ChatDoc allows me to upload a PDF and then converse with it, asking it questions or giving it prompts. I might write, “Summarize this article in 200 words with a focus on its contribution to media studies.” Unlike ChatGPT, which will sometimes make up content if you ask it to summarize an article, ChatDoc will converse with you using the article itself because you have uploaded it.
It, like other AI tools, is incapable of analyzing an article's argument and suggesting improvements or identifying flaws. In other words, while it can help you understand an article, it cannot do the hard work of chewing on its ideas and determining their utility or merit for your work. Analyzing is a higher-level skill than summarizing.
In the past, I've used research assistants to summarize articles so that I could decide whether or not to read them myself. I see ChatDoc in a similar light. It's like a librarian who can point me in the right direction, but I still have to borrow and read the book. Yet, I still read much faster because I knew the main points and contributions right away.
Learning Curves
As you can probably tell, I've been nerding out on AI tools recently and have experimented with a few out of sheer curiosity. The ones listed above are the ones I've decided to keep in my arsenal. As with any new technology, there is a learning curve to using these tools, and if you are not as nerdy about tech as I am, they may feel laborious to learn. Also, as with anything at Publish Not Perish, experiment, keep what works for you, and discard the rest!

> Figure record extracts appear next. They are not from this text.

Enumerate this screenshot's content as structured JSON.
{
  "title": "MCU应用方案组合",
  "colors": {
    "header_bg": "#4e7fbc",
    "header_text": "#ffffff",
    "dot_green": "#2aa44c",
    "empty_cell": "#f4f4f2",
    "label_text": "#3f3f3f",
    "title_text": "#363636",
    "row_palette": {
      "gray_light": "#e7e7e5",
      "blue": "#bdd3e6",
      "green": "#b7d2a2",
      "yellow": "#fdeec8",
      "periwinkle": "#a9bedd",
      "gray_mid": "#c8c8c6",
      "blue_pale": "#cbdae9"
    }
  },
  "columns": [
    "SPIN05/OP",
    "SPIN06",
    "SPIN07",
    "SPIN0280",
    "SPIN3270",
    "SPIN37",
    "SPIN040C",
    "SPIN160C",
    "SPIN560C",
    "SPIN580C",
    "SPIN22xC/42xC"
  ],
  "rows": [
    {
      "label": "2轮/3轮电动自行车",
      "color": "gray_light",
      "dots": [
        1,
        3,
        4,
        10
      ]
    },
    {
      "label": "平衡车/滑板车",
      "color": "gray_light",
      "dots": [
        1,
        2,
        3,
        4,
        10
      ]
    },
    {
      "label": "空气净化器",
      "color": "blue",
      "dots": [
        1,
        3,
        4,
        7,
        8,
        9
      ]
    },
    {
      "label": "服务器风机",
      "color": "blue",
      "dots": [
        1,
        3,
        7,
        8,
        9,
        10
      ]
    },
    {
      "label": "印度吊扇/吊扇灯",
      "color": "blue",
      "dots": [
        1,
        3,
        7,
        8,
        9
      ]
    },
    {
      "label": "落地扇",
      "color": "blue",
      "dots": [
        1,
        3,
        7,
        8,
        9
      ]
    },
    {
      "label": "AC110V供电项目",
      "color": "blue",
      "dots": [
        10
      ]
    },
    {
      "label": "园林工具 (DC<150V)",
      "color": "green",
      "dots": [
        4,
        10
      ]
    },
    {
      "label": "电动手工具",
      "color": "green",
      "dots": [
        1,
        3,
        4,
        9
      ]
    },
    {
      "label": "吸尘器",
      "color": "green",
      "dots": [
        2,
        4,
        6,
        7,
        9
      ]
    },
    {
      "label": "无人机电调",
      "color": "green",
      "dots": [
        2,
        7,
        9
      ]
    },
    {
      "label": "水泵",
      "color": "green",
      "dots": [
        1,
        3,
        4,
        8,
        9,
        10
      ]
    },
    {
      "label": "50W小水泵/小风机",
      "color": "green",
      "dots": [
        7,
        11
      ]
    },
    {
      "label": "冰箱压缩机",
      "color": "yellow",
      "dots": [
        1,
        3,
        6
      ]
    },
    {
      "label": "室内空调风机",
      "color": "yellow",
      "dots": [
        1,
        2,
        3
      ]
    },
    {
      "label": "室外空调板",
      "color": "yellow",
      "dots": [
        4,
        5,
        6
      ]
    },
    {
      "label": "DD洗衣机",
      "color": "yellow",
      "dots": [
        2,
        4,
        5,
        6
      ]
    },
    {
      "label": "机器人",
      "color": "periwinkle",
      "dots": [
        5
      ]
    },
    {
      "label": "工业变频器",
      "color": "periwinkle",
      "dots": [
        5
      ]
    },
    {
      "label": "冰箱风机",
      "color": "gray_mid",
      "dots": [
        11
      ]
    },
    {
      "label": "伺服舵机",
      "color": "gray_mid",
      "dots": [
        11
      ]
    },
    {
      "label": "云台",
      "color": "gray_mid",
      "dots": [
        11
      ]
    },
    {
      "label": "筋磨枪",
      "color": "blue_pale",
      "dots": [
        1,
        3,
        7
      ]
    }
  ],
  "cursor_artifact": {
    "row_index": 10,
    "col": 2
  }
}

If any of these tools make you nervous about students using AI in your classes to cheat themselves out of critical thinking, I'll go ahead and confirm your fears because we as instructors will have to radically reimagine our assignments in light of these rapidly evolving developments. This Chronicle article describes how students are currently utilizing ChatGPT, for example. I'd also argue that learning to use these tools ethically in our own work will help us teach students to use AI more effectively.
I'm curious if any of you are experimenting with other AI tools in your work! Feel free to share any concerns as well. We love dialogue here at PNP.